The University announced this week that it has succeeded in increasing workers' wages months ahead of the schedule planned last spring.
As of Sept. 3, the University directed funds in excess of $1 million to the salaries of all non-union non-exempt workers to bring them up to or above market average as dictated by relevant market surveys.
The campaign to raise wages was initiated by the student, faculty and staff group WROC — Workers' Rights Organizing Committee — last year. After several rallies and presentations last semester, the matter was referred to the University Priorities Committee.
The committee reviewed the matter and made a recommendation to former President Shapiro who committed to raise wages, allocating $400,000 from the President's Fund last spring.
Shapiro had hoped to close the gap between University wages and the market average by one third. Over the summer, however, the cost was recalculated, raising the response level to bridging the gap by one half.
Not only were individual wages raised, but the number of workers affected was also increased.
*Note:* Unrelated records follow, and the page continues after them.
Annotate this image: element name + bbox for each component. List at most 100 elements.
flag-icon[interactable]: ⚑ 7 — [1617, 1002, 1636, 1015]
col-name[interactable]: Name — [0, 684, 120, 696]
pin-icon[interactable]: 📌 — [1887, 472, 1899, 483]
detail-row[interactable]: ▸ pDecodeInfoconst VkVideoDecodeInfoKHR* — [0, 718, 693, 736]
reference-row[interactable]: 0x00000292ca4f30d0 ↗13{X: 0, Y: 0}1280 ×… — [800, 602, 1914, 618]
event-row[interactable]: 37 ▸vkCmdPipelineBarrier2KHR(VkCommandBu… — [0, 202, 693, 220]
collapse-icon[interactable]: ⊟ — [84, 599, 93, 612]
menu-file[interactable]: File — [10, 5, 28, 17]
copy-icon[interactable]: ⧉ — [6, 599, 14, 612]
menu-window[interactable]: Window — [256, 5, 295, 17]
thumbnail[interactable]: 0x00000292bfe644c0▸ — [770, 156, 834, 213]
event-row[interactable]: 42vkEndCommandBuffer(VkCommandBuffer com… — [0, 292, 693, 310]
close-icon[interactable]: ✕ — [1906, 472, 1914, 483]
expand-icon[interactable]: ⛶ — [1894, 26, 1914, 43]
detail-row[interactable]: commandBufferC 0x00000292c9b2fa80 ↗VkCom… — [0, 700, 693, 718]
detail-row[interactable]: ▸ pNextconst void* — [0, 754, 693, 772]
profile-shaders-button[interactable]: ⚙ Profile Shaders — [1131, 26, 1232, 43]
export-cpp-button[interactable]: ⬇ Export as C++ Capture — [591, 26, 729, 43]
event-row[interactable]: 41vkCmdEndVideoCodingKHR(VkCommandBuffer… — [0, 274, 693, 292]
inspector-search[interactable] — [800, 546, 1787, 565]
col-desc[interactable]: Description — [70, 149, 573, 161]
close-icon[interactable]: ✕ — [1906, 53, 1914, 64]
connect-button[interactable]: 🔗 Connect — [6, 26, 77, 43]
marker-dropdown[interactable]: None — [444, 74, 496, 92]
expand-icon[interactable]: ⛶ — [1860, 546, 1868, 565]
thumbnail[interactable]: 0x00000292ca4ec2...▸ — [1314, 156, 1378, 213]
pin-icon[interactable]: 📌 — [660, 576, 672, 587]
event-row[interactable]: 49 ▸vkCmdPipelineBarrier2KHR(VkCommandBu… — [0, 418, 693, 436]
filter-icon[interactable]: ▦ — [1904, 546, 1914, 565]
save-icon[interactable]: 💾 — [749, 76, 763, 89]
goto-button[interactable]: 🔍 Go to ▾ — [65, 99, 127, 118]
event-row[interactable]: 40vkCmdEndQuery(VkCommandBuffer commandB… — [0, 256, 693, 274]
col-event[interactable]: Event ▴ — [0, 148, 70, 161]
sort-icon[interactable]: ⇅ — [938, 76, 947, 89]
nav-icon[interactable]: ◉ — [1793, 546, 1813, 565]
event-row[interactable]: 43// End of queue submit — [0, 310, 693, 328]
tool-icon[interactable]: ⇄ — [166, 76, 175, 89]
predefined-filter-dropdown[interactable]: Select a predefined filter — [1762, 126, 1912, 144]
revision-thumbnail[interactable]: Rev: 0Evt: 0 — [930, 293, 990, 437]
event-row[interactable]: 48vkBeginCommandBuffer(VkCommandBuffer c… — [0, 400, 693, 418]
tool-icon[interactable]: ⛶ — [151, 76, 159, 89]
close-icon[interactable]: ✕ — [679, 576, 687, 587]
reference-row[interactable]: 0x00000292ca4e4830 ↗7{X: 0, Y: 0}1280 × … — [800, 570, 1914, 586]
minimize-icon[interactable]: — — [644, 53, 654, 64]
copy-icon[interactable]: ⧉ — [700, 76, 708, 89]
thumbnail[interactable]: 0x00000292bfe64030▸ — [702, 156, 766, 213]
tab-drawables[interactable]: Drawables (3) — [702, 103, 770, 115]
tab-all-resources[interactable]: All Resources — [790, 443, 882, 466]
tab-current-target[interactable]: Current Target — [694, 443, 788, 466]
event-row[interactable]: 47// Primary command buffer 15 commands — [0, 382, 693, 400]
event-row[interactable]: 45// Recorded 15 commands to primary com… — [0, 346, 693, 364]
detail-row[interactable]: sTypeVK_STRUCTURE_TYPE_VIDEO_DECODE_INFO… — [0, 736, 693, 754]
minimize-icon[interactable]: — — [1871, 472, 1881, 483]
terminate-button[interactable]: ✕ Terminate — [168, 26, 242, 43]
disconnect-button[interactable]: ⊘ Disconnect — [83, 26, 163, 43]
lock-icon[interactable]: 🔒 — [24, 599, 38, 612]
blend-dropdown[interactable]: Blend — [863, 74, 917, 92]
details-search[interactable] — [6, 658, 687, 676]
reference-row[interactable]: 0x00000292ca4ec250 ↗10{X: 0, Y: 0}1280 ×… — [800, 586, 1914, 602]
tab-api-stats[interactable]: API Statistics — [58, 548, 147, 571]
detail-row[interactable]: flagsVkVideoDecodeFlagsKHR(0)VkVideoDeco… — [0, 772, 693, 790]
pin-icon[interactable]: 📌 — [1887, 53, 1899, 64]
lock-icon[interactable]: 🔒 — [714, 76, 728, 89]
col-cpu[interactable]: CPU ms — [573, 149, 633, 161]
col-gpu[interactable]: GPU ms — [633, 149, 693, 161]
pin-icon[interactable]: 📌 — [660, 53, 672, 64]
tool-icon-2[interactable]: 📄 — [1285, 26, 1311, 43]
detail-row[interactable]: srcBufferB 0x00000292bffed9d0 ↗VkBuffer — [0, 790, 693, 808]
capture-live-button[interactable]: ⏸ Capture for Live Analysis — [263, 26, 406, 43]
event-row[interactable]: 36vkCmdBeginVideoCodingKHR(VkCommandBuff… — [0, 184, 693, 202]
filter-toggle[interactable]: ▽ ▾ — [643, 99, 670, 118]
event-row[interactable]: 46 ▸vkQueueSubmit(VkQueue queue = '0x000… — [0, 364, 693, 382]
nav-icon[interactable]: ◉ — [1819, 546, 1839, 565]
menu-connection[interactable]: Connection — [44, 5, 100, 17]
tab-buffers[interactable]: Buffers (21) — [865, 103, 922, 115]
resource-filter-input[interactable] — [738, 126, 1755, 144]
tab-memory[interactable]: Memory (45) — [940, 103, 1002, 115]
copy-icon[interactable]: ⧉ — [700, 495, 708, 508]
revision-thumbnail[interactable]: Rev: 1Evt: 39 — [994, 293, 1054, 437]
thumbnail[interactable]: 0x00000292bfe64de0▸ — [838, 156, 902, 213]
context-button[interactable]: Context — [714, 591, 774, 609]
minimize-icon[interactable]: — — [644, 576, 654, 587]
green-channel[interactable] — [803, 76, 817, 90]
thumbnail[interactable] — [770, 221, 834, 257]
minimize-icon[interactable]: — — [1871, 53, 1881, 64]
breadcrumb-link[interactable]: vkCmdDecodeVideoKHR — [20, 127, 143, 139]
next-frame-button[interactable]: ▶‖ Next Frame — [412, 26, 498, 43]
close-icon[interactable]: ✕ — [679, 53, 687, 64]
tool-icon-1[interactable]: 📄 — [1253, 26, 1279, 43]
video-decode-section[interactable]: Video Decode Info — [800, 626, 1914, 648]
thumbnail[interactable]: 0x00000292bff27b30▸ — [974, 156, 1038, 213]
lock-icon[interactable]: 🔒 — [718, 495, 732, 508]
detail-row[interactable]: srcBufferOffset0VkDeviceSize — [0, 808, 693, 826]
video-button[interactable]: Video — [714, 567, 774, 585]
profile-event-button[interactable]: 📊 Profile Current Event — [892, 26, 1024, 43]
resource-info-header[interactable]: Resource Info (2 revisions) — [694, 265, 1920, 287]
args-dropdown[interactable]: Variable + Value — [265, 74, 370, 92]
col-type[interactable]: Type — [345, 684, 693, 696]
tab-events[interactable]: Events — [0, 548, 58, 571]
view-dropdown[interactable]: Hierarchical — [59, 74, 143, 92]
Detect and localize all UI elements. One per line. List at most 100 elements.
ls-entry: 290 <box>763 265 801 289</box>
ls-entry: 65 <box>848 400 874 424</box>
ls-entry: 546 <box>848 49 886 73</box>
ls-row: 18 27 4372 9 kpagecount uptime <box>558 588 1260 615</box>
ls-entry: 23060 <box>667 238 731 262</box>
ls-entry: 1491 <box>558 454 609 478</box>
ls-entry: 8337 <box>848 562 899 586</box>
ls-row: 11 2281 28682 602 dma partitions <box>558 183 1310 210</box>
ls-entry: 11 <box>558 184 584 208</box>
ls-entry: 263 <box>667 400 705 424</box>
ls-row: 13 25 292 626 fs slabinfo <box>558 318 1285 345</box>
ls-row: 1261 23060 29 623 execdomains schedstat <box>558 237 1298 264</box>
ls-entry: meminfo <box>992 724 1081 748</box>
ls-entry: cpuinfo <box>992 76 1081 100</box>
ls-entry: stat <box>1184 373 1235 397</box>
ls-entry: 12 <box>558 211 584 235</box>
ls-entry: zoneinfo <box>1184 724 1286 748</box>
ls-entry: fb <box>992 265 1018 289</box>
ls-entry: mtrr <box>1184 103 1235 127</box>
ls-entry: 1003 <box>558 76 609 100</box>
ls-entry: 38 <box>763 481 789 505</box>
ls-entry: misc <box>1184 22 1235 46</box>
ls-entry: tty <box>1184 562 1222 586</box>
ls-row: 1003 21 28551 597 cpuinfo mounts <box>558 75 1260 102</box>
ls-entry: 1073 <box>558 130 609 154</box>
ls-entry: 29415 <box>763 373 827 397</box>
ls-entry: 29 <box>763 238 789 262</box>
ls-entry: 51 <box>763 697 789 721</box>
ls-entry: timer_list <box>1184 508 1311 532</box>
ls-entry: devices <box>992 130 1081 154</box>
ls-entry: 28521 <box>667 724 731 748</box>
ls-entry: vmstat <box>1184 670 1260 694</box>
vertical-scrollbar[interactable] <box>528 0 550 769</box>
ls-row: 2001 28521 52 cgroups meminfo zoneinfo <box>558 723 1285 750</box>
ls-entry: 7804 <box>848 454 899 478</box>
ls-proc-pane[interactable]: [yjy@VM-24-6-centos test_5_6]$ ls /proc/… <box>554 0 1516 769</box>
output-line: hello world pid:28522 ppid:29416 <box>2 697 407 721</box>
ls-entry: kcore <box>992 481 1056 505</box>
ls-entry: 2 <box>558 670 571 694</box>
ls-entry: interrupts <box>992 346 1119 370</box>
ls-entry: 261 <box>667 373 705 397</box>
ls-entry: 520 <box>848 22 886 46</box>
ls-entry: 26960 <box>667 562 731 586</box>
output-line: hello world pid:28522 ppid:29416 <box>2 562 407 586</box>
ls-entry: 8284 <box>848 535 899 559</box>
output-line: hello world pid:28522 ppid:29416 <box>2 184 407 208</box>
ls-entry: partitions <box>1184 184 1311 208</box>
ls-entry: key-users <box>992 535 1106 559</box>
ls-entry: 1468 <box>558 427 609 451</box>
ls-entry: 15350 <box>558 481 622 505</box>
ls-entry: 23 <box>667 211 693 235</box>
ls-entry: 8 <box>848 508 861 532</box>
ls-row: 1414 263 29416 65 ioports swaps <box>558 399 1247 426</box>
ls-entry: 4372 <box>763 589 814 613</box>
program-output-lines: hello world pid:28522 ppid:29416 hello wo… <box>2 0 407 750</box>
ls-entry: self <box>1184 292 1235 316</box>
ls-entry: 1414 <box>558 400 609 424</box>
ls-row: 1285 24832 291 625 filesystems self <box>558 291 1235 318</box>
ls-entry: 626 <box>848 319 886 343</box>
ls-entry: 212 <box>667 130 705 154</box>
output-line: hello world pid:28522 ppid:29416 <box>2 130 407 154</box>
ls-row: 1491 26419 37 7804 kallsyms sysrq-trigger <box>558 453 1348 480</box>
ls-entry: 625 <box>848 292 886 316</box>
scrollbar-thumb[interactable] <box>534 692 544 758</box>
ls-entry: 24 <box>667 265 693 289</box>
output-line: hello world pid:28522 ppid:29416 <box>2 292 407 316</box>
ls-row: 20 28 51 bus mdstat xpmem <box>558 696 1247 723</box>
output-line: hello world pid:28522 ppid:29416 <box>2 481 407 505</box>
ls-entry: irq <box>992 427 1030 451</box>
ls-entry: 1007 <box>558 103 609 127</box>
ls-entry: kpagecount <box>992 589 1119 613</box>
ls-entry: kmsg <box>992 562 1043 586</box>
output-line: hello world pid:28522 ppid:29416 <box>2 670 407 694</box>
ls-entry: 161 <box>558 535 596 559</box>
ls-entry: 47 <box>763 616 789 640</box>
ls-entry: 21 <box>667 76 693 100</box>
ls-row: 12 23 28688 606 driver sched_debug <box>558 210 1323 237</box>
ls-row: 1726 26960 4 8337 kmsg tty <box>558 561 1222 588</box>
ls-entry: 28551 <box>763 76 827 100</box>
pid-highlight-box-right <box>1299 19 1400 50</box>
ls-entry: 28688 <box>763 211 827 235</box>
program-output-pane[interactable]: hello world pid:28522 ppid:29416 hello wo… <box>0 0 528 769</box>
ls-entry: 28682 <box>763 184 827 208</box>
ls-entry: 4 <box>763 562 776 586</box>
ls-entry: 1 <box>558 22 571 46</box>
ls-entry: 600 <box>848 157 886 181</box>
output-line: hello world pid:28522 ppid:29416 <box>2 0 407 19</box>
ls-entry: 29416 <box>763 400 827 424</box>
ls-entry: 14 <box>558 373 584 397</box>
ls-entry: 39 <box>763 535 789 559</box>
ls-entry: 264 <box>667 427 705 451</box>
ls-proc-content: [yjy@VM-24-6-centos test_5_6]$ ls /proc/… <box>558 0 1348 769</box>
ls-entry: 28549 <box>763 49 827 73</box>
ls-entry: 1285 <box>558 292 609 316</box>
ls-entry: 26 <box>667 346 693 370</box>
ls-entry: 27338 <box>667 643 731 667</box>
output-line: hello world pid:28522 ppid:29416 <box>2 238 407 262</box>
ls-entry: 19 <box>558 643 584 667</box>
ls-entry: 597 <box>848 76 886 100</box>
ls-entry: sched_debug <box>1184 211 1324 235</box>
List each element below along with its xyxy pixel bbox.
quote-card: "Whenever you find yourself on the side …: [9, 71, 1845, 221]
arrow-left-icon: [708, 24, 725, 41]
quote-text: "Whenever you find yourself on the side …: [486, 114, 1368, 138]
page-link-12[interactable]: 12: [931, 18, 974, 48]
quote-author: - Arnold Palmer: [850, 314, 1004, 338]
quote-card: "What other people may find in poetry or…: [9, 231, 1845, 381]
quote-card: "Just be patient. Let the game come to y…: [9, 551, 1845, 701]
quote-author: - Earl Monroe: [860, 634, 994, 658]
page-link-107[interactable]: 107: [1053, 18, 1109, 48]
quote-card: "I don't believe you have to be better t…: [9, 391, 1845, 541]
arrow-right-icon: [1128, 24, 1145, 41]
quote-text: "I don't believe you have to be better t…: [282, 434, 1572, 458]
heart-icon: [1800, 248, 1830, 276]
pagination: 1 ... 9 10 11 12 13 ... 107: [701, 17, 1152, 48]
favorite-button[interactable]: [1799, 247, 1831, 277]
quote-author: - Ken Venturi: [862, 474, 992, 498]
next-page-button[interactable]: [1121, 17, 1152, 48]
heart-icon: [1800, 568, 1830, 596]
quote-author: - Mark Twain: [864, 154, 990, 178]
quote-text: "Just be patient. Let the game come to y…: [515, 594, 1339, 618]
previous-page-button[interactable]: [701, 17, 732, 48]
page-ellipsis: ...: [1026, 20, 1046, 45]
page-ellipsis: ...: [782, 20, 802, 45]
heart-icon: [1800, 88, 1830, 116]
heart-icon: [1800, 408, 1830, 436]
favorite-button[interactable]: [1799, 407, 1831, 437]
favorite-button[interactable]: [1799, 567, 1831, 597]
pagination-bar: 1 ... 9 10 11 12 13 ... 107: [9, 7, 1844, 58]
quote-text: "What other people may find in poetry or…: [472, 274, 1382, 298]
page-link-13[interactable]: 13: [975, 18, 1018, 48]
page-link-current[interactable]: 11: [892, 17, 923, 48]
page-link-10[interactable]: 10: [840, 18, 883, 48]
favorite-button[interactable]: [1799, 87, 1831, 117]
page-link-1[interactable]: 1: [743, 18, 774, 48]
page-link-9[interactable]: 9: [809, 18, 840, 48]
Now 1,600 workers will benefit from this wage increase.
"We are very pleased that we were able to find the funds," said Vice President for Finance and Administration Richard Spies GS '72. "It's a very good outcome."
More information was gathered over the summer, allowing for a substantial increase and plans to eliminate the remaining gap completely in the next year's budget, according to President Tilghman.
"It is very important that the University pays all of it workers fairly," said Tilghman. "We have a uniform agreement and we should hold to that standard."
Tilghman also emphasized WROC's important role in the campaign.
"We are indebted to the students who brought to our attention these inequities," said Tilghman. "A system has been put in place that will monitor these kinds of things more closely in the future."
In addition to raising wages to or above market average, defined as 101 percent of the average salary, the funding will be used to provide fringe benefits to more University workers.

Benefits such as health insurance will now be extended to staff engaged in "casual labor" — workers employed for short periods of time without commitment and without fringe benefits.
Currently, only the non-union, non-exempt, bi-weekly paid workers will be affected. But once the union discussions are concluded, the changes will be applied to the University's union workers as well. These include clerical, service, maintenance and library staffs.